Public college in Quebec City, Quebec

Champlain Regional College, St. Lawrence Campus (French: Champlain Regional College, St. Lawrence Campus) is a campus belonging to Champlain Regional College. The campus is located in Quebec City, Quebec, Canada, and is the only English-language Cégep to serve the region.

==History==
Champlain Regional College, St. Lawrence Campus was founded as a private boys' school in Sainte-Foy in 1958 by Cardinal Maurice Roy. As a classical college affiliated to Université Laval, St. Lawrence offered an eight-year programme - High School and College - leading to a Bachelor of Arts degree.

In 1965, St. Lawrence College became a coeducational institution when it accepted the students of the neighbouring Marymount College which was closing.

St. Lawrence has been located in various places during its evolution. In 1958, it started in the Grand Séminaire of Laval University; in 1964, it moved to its own facilities on Wolfe Avenue, which were sold to the Régionale de Tilly seven years later; then, in 1972, to the "old bowling alley" on Jean-Dequen; and finally, in 1977, to its present new facilities at 790 Nérée-Tremblay Avenue.

The college traces its origins to the merger of several institutions which became public ones in 1967, when the Quebec system of CEGEPs was created. As St. Lawrence changed its location, it also changed as an educational institution. After the Parent Report and the emergence of the present collegial system, the High School and B. A. programs were phased out, and St. Lawrence, now a CEGEP, was first affiliated with Cégep de Sainte-Foy and then, with Vanier College of Montreal. On July 1, 1972, St. Lawrence became a constituent of Champlain Regional College.

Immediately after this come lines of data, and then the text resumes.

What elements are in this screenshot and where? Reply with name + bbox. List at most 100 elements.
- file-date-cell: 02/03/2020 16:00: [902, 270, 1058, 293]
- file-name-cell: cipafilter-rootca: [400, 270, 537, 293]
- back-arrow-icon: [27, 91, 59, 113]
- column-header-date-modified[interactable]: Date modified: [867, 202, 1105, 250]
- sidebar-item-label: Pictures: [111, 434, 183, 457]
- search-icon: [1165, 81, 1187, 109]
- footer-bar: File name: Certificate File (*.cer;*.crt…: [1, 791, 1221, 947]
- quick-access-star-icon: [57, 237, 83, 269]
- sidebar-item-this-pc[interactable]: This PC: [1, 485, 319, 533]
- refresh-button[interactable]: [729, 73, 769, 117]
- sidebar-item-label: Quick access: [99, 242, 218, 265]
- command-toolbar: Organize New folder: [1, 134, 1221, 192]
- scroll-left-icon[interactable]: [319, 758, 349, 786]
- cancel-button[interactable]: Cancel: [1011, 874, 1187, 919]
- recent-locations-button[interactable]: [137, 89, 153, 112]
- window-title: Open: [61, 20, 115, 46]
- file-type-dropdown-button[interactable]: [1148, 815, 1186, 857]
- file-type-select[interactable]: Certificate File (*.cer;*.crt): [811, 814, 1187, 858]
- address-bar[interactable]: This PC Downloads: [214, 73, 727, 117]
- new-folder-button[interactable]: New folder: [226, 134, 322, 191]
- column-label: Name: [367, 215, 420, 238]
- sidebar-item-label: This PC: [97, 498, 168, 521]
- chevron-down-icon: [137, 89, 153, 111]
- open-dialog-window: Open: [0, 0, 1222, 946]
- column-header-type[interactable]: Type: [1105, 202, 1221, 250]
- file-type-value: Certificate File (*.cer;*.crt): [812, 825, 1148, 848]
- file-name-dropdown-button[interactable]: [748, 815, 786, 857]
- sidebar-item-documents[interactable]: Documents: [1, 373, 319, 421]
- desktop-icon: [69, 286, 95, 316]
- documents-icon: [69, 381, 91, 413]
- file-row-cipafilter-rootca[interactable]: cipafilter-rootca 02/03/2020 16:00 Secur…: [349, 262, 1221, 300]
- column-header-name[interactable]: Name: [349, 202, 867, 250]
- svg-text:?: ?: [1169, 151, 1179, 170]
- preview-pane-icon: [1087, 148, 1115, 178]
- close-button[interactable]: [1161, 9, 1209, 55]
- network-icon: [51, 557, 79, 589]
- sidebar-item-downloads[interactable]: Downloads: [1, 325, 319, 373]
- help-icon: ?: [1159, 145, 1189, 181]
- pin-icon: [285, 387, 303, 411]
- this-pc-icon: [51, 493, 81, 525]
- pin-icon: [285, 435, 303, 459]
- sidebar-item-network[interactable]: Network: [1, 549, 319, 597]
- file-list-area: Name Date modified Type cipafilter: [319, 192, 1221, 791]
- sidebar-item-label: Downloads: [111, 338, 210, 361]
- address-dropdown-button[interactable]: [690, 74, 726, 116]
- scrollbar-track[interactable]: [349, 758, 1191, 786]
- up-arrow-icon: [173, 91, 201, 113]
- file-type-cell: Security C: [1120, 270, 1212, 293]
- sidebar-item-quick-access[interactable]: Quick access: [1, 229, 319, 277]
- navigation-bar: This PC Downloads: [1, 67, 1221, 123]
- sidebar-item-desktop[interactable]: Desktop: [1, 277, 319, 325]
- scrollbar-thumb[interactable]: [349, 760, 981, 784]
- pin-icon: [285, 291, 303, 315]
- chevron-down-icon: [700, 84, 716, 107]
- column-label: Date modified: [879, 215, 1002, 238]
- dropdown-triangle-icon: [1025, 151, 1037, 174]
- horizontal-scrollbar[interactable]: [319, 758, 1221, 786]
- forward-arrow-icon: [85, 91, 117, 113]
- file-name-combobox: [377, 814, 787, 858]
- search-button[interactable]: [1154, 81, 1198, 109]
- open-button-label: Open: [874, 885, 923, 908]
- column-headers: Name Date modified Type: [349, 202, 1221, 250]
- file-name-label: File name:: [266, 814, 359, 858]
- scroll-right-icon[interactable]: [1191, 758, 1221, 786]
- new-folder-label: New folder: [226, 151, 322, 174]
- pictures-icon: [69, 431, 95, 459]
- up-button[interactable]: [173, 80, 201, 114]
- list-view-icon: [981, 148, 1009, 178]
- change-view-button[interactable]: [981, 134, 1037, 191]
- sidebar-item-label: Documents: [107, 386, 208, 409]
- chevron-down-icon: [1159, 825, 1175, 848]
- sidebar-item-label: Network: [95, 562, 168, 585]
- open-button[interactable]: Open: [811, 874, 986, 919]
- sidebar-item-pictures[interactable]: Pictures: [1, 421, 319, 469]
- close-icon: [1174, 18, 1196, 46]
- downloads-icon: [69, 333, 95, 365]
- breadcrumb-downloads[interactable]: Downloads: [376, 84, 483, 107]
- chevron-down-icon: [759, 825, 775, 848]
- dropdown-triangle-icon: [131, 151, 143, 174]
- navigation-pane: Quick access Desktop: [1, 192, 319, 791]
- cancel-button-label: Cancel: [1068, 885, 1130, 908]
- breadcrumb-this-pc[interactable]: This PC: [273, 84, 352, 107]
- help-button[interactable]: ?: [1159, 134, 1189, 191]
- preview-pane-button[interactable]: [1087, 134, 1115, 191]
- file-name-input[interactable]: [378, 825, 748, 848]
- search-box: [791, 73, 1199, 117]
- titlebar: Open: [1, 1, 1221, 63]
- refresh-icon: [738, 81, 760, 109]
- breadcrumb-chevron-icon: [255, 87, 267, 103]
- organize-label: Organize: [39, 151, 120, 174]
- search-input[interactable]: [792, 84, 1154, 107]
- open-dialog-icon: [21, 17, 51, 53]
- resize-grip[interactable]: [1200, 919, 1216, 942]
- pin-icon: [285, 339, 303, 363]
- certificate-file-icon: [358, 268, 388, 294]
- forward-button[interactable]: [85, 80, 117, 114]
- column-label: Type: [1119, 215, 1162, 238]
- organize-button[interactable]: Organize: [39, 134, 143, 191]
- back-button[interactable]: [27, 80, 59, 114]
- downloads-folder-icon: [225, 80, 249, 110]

In 2013, questions about the multi-regional structure and how it compares to other colleges led to structural analysis. There is now a movement to make St. Lawrence an autonomous CEGEP. A similar movement is taking place at St. Lambert College.

==Programmes==
===Pre-university programmes===

Sciences

- Pure and Applied Science
- Health Science

Social Sciences

- Social Science (General)
- Psychology
- Commerce
- Mathematics

Creative Arts, Literature and Languages

- Spanish-French Stream
- German-French Stream
- Spanish-German Stream

===Career programmes===
- Accounting and Management Technology (PW Sims Business Programme)
- Tourism Technology

==Programmes==
The CEGEP offers two types of programmes: pre-university and technical. The pre-university programmes, which take two years to complete, cover the subject matters which roughly correspond to the additional year of high school given elsewhere in Canada in preparation for a chosen field in university. The technical programmes, which take three-years to complete, applies to students who wish to pursue a skill trade.

==Athletics==
The SLC Lions Athletics program exists since the early 1970s, where it became a member the FASCQ (Fédération des associations sportives collégiales du Québec).

Close to 200 athletes wear the colors of our teams on an annual basis. Our ten (10) varsity teams represent St. Lawrence at the regional and provincial levels as members of the Réseau du sport étudiant du Québec (RSEQ), and also at the national level as a member of the Canadian Collegiate Athletic Association (CCAA).